I found this recipe on the most excellent An Edible Mosaic blog, where everything is tried and true. Indeed, the flavors in this speak chicken satay, and it looked immediately adaptable to a nondairy format for my liking. This was a winner on every count.
Chicken satay stew
1 – 1 1/2 pounds boneless, skinless chicken breasts, cubed
1 tablespoon olive oil
4 cloves garlic, minced
1 tablespoon freshly grated ginger
1/4 teaspoon (or more, to your spicy liking) crushed red pepper
2 medium onions, chopped
4 large carrots, chopped
4 large stalks celery, chopped
2 cups unsweetened pumpkin puree
1/2 cup mango nectar
1/4 cup lemon juice
2/3 cup smooth peanut butter
2 cups chicken stock
1 tablespoon rice vinegar
1/2 cup coconut milk creamer
1 tablespoon cornstarch
1/2 cup minced fresh cilantro or parsley
salt and pepper
In a large pot, heat the oil over medium-high heat; add the chicken and cook until you don’t see any more pink. Add the garlic, ginger, and pepper flakes, and saute 2 minutes. Add the onion, carrot, celery, pumpkin, mango nectar, lemon juice, peanut butter, chicken stock, and 2 cups of water. Cover the pot and bring it up to a simmer; then turn the heat down and let it simmer about 30 minutes (stirring occasionally), until the veggies are tender and the chicken is cooked through.

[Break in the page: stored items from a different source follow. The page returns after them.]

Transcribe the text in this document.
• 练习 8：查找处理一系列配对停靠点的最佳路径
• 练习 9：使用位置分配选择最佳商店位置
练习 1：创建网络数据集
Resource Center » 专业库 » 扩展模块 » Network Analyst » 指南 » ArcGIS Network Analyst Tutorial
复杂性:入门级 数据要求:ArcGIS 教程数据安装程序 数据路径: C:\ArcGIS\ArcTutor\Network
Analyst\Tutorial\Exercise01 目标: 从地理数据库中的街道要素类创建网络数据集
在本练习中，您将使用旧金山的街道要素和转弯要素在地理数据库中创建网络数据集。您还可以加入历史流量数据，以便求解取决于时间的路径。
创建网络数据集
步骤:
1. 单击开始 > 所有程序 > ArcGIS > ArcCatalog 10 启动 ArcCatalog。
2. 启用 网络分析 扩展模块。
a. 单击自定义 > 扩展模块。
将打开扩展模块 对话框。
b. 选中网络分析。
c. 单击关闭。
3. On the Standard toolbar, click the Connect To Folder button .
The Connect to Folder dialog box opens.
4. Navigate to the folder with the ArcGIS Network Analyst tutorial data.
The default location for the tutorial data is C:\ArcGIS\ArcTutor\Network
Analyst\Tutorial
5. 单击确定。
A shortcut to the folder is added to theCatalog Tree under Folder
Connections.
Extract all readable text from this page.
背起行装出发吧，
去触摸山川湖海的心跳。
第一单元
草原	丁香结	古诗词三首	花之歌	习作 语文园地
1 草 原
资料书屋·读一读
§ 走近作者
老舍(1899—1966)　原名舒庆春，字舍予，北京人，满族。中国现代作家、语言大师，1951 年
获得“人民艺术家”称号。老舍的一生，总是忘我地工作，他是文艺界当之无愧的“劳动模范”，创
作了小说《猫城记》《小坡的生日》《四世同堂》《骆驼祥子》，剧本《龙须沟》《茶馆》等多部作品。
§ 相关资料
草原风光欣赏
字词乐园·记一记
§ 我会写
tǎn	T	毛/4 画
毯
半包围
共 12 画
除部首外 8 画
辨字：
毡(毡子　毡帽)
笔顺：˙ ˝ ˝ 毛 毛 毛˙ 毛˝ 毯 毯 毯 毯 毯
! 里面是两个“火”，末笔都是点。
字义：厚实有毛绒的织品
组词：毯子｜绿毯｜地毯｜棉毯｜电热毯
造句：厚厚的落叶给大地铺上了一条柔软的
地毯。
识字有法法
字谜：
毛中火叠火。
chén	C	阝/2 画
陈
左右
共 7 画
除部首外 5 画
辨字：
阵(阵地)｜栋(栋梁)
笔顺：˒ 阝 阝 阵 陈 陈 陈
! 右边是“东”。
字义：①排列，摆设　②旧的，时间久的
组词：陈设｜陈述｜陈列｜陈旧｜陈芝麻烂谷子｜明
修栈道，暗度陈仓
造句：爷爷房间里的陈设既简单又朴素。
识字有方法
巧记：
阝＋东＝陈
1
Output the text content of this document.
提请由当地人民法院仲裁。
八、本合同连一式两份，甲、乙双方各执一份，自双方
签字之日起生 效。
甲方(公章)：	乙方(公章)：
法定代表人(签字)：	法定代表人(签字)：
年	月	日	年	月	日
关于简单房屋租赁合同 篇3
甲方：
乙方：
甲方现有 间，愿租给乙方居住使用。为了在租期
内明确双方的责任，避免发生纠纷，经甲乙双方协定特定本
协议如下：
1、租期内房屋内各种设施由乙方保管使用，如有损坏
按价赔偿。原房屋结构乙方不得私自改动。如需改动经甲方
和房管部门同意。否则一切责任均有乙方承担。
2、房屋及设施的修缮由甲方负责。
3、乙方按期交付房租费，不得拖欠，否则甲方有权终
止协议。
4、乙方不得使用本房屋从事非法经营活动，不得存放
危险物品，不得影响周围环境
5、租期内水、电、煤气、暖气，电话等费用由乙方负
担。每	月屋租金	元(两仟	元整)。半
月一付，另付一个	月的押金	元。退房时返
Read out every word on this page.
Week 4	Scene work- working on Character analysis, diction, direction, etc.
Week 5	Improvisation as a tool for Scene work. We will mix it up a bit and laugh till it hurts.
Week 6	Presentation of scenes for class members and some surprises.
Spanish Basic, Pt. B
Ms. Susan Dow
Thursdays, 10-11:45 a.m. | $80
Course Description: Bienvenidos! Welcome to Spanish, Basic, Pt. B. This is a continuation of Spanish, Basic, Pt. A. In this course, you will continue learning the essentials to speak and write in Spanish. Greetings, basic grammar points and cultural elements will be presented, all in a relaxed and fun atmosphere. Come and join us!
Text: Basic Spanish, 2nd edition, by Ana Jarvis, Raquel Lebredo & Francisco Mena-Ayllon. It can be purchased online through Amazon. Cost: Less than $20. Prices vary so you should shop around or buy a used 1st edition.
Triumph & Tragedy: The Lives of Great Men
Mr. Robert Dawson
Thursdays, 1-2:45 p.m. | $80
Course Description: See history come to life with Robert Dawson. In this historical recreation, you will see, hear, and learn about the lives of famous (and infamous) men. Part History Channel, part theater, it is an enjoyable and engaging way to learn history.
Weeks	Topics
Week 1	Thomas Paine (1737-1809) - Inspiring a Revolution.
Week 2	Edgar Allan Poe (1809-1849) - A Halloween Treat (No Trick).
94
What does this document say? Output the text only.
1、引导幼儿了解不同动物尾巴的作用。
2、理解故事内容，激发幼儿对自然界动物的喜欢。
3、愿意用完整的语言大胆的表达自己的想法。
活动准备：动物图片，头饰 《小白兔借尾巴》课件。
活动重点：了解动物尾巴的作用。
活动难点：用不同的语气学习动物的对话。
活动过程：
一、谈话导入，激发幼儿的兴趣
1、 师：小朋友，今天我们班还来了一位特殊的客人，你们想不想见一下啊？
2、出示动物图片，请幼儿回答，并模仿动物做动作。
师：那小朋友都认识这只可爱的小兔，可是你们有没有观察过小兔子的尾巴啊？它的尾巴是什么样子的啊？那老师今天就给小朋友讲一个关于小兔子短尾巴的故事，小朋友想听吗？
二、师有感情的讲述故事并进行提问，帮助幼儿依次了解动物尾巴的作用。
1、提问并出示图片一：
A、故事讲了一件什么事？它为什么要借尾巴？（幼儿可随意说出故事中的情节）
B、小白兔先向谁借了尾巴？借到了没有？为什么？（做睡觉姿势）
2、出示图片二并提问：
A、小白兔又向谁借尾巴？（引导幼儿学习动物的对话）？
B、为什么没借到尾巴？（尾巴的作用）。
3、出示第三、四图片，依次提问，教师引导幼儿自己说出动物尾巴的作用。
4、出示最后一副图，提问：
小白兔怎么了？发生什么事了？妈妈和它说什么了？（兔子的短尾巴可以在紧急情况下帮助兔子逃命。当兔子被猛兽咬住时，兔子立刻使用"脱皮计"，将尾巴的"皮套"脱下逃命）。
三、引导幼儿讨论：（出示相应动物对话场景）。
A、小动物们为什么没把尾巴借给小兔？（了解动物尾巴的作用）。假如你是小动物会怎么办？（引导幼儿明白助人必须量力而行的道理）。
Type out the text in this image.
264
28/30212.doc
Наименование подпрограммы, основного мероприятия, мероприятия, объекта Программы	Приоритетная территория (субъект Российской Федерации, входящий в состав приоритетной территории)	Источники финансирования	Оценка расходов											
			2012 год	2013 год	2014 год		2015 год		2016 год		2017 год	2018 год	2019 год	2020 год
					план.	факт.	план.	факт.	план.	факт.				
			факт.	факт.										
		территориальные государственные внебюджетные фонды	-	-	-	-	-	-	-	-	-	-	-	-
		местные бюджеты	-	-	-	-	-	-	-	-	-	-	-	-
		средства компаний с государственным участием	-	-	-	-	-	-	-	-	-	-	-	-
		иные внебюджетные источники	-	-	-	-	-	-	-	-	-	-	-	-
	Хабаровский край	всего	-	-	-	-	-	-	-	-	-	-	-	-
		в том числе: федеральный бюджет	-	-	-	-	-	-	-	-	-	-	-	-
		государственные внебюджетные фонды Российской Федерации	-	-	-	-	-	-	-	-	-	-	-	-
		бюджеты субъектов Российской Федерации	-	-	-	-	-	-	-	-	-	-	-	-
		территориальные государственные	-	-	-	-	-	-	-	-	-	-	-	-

Dissolve the cornstarch in the creamer. Stir the vinegar into the stew, then stir in the creamer mixture; simmer uncovered about 5 minutes, until the stew is thickened. Turn off the heat and stir in the parsley or cilantro. Season to taste with salt and pepper. Serve with jasmine rice, if desired. Makes 6 – 8 servings.